Accordingly, to suppress the leakage of noise, a connection shell 23 includes a tubular fastening portion 25 preferably formed by substantially flat surface portions 25a and curved surface portions 25b and a tubular contact portion 24 preferably substantially in the form of a rectangular tube, and a crimp ring 29 is crimped or (at least partly plastically) deformed or bent or folded to fasten a shielding member 28 to the outer circumferential surface of the tubular fastening portion 25. The tubular contact portion 24 is connected such that a circumferential surface thereof at least partly overlap a circumferential surface of a housing shell 19. Since the tubular contact portion 24 has a (preferably substantially rectangular) shape substantially in conformity with that of the housing shell 19 preferably substantially in the form of a rectangular tube, only a small clearance is defined between the housing shell 19 and the connection shell 23, thereby effectively suppressing the leakage of noise through the clearance between the housing shell 19 and the connection shell 23.

The present invention is not limited to the above described and illustrated embodiment. For example, the following embodiments are also embraced by the technical scope of the present invention as defined by the claims. Beside the following embodiments, various changes can be made without departing from the scope and spirit of the present invention as defined by the claims.

(1) Although the tubular contact portion is so connected as to at least partly overlap the inner circumferential surface of the housing shell in the foregoing embodiment, it may be so connected as to overlap the outer circumferential surface of the housing shell according to the present invention.
(2) Although the coupling portion preferably is substantially in the form of a flange bulging radially outward from the front edge of the tubular fastening portion in the foregoing embodiment, it may be in the form of a flange bulging radially outward from the rear edge of the tubular contact portion according to the present invention.
(3) Although the tubular fastening portion has an oblong shape in the foregoing embodiment, it may have any shape such as a substantially elliptical shape or a right circular shape according to the present invention provided that it is at least partly formed by or comprises the one or more flat surface portions and the one or more curved surface portions.
(4) Although the one or more stoppers are formed by causing both the tubular fastening portion and the coupling portion to bulge out in the foregoing embodiment, they may be formed at positions of the tubular fastening portion distanced from the coupling portion according to the present invention.
(5) Although the one or more stoppers are formed by embossing in the foregoing embodiment, they may be formed by cutting and bending according to the present invention.
(6) Although in the above preferred embodiment the shielded connector is provided with a movable member, preferably a lever, displaying a cam action for assisting or performing the connection thereof with a mating shielded connector, it should be understood that the invention is also applicable to shielded connectors not having any such movable members.
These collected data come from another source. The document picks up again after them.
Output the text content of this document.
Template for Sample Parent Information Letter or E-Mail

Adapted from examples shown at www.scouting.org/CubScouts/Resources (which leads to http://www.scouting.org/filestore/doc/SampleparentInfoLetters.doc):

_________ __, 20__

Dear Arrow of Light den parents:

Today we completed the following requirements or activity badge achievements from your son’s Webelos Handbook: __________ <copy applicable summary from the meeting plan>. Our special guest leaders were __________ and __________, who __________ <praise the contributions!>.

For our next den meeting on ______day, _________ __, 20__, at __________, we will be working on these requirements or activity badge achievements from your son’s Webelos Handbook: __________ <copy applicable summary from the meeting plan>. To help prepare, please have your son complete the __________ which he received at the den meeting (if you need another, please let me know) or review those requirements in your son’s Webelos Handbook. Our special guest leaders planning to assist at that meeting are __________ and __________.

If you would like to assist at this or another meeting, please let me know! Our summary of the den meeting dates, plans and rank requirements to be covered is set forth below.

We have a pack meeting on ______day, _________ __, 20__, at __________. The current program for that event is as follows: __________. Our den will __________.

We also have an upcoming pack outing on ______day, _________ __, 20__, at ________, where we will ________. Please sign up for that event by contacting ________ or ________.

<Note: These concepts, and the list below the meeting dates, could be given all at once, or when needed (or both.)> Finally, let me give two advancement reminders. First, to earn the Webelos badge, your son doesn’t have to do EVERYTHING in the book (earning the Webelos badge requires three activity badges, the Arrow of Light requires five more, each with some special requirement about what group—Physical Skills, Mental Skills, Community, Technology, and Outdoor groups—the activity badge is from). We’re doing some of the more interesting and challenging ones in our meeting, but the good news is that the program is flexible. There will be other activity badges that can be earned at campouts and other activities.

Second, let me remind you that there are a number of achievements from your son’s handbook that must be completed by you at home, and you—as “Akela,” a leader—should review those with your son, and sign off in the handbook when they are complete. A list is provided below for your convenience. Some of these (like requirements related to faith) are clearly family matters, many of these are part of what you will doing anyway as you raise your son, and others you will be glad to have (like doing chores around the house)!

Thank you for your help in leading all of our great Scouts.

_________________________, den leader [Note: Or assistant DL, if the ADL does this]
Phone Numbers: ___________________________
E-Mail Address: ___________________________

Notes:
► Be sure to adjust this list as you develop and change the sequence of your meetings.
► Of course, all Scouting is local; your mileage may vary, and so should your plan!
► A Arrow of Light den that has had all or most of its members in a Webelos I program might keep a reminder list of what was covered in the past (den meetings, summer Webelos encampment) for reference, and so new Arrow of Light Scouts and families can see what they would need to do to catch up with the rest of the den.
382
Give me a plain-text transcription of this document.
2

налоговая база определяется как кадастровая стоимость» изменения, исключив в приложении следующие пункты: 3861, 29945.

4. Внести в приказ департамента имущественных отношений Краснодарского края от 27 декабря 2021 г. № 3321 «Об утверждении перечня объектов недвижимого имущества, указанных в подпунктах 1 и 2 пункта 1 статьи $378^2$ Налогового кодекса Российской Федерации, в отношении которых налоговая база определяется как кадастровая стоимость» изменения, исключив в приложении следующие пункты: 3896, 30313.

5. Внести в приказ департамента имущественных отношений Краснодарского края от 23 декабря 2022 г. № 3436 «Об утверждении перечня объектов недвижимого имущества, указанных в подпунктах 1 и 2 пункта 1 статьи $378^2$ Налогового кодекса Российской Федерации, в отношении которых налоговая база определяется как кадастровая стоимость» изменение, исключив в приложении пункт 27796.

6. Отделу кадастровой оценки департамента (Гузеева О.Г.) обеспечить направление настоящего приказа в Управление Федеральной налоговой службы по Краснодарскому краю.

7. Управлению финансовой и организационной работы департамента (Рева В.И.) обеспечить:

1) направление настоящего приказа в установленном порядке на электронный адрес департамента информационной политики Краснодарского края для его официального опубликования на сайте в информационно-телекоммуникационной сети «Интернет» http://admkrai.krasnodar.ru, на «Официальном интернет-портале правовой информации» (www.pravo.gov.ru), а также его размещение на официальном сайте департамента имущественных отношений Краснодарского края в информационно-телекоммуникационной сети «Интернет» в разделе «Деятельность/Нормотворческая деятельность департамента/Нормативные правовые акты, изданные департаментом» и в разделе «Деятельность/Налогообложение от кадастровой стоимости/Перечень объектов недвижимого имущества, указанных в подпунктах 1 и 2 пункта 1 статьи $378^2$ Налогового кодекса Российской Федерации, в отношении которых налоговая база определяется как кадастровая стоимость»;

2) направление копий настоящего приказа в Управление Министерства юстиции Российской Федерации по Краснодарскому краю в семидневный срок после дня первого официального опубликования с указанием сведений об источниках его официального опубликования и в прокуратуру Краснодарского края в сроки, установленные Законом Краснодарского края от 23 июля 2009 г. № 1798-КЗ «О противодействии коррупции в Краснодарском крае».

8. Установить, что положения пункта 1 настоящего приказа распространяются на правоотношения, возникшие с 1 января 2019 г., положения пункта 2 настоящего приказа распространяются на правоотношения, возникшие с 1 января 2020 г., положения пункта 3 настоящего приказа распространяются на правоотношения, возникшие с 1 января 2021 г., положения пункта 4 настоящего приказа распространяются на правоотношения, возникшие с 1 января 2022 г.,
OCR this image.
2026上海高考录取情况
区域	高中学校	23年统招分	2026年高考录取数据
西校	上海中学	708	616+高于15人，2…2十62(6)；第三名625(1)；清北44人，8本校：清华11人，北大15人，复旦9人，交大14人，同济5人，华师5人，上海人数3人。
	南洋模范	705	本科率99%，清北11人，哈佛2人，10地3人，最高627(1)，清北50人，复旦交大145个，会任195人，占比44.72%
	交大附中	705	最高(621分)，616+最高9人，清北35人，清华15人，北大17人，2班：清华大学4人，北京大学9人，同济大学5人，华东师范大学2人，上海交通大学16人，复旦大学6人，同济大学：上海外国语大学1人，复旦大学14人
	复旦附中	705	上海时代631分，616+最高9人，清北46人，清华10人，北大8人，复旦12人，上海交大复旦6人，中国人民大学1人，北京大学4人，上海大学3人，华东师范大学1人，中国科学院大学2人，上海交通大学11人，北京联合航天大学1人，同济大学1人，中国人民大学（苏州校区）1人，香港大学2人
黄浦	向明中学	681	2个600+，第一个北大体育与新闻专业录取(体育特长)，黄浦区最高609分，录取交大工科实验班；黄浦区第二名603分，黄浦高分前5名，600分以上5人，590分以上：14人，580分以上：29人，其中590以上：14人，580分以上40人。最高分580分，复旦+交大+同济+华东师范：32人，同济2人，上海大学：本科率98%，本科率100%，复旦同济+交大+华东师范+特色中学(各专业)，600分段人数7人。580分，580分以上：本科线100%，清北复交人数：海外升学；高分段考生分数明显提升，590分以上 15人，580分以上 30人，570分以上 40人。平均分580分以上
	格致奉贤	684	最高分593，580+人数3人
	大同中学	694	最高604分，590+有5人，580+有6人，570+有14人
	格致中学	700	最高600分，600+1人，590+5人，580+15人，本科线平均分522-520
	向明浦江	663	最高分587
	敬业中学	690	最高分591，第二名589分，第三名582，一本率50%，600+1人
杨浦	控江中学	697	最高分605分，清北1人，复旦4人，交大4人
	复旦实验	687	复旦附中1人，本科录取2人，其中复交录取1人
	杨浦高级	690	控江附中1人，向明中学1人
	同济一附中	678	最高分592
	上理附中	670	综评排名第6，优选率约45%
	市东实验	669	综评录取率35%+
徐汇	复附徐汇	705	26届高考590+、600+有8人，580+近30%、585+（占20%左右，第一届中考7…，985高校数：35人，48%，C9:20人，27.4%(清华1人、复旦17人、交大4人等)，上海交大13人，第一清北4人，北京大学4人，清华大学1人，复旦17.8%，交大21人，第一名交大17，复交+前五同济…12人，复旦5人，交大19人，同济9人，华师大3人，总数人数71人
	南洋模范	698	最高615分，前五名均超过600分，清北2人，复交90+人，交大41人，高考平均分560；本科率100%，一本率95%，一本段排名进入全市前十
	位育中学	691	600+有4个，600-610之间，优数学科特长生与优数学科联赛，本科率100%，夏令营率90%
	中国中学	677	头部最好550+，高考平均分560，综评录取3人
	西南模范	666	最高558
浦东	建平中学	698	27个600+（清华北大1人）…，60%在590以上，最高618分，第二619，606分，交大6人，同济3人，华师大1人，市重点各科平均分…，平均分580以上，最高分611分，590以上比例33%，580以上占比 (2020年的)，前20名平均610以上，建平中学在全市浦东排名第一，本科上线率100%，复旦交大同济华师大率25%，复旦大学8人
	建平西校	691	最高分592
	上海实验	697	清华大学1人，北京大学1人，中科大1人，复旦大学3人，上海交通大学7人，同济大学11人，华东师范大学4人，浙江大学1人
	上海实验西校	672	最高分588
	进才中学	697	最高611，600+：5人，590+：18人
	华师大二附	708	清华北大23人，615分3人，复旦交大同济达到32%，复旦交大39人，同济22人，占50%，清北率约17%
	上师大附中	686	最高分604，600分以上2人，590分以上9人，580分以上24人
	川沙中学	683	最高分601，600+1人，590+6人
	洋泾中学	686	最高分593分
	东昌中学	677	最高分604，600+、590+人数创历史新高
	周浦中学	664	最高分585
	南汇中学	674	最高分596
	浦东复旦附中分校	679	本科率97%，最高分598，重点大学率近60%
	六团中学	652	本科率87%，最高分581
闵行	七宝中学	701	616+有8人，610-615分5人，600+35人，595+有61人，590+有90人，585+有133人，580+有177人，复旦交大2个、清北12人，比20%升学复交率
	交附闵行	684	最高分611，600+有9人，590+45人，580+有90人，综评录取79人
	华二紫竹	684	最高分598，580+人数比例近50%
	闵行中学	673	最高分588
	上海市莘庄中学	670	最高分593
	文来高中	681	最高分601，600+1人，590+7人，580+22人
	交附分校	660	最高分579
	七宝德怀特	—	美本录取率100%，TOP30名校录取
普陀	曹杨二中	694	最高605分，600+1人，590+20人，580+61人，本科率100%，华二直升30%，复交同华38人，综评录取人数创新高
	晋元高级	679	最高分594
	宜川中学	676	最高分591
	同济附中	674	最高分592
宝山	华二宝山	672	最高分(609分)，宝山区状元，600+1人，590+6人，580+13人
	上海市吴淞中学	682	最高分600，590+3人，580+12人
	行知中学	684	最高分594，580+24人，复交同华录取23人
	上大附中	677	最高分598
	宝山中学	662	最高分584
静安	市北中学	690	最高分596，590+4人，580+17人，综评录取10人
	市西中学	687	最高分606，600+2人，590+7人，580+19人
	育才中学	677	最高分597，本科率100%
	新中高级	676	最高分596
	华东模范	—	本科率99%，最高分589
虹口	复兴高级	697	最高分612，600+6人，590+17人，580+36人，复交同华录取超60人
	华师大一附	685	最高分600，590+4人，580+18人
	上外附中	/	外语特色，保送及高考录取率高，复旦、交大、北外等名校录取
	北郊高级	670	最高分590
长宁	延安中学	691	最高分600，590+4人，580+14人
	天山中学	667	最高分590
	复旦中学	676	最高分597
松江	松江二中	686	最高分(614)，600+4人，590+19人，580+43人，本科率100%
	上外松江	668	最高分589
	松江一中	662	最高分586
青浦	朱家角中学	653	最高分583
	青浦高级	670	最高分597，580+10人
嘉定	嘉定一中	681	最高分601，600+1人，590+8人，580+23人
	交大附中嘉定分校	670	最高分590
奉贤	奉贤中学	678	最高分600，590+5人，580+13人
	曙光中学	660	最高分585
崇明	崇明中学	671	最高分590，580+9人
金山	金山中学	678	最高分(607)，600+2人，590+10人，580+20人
Moreover, movable members displaying a cam action other than a lever may be used, such as a slider.

LIST OF REFERENCE NUMERALS

10: first shielded connector (shielded connector)
11: first housing (housing)
14: first terminal fitting (terminal fitting)
15: wire
19: housing shell
23: connection shell
24: tubular contact portion
25: tubular fastening portion
25a: flat surface portion
25b: curved surface portion
26: coupling portion
27: stopper
28: shielding member
29: crimp ring
30: lever (movable member)
43: holder
50: second shielded connector (mating shielded connector)

Claims

A shielded connector (10), comprising:
a housing (11) for at least partly accommodating one or more terminal fittings (14),

a housing shell (19) for shielding provided in or on the housing (11) and in the form of a rectangular tube for at least partly surrounding the terminal fittings (14),

a shielding member (28) for at least partly surrounding one or more wires (15) connected to the terminal fittings (14) and drawn out of the housing (11), and

a conductive connection shell (23) for connecting the shielding member (28) and the housing shell (19),
wherein:
the connection shell (23) includes a tubular fastening portion (25) comprising one or more flat surface portions (25a) and one or more curved surface portions (25b), and a tubular contact portion (24) in the form of a rectangular tube located before or at the tubular fastening portion (25), and

the tubular contact portion (24) is connected such that a circumferential surface thereof and a circumferential surface of the housing shell (19) at least partly overlap each other.
A shielded connector according to claim 1, wherein the shielding member (28) is fastened to the outer circumferential surface of the tubular fastening portion (25) by crimping a crimp ring (29).
A shielded connector according to one or more of the preceding claims, wherein the housing shell (19) is in the form of a substantially rectangular tube and/or the tubular contact portion (24) is in the form of a substantially rectangular tube.
A shielded connector according to one or more of the preceding claims, wherein the tubular fastening portion (25) and the tubular contact portion (24) are coupled by a coupling portion (26) substantially in the form of a flange at least partly bulging radially outward from the tubular fastening portion (25), preferably from the front edge thereof or close thereto.
A shielded connector according to claim 4, wherein at least one stopper (27) for stopping the crimp ring (29) so as not to move any further forward is formed at the front end of the outer circumferential surface of the tubular fastening portion (25) and/or behind the coupling portion (26).
A shielded connector according to claim 5, wherein a dimension of the crimp ring (29) along forward and backward directions is substantially equal to a distance from the rear end of the tubular fastening portion (25) to the rear end of the stopper (27).
A shielded connector according to claim 4 or 5, wherein the crimp ring (29) and the coupling portion (26) are distanced to define a clearance along forward and backward directions, and this clearance can be used as a visual confirmation space for exposing shielding member (28) so that whether or not the shielding member (28) is securely fastened to the connection shell (23) can be confirmed by visually confirming whether or not the shielding member (28) is exposed in the clearance.
A shielded connector according to one or more of the preceding claims, wherein a fastening area of the shielding member (28) to the connection shell (23) at least partly lies within a range of the tubular fastening portion (25) and does not extend to the tubular contact portion (24).
A shielded connector according to one or more of the preceding claims, wherein the tubular contact portion (24), preferably having a substantially rectangular shape, has a shape substantially in conformity with that of the housing shell (19), preferably being in the form of a substantially rectangular tube, so that the housing shell (19) and the connection shell (23) can be held in contact in an at least partly overlapping manner without defining a large clearance between the circumferential surfaces thereof preferably over the substantially entire circumference.
A shielded connector according to one or more of the preceding claims, wherein a movable member (30), preferably comprising a lever (30), is provided for displaying a cam action for assisting or performing the connection of the shielded connector (10) with a mating shielded connector (50).
A shielded connector according to one or more of the preceding claims, wherein the connection shell (23) is retained by a holder (43) to be assembled with the housing (11), with the result that the connection shell (23) is inseparably held in the housing (11).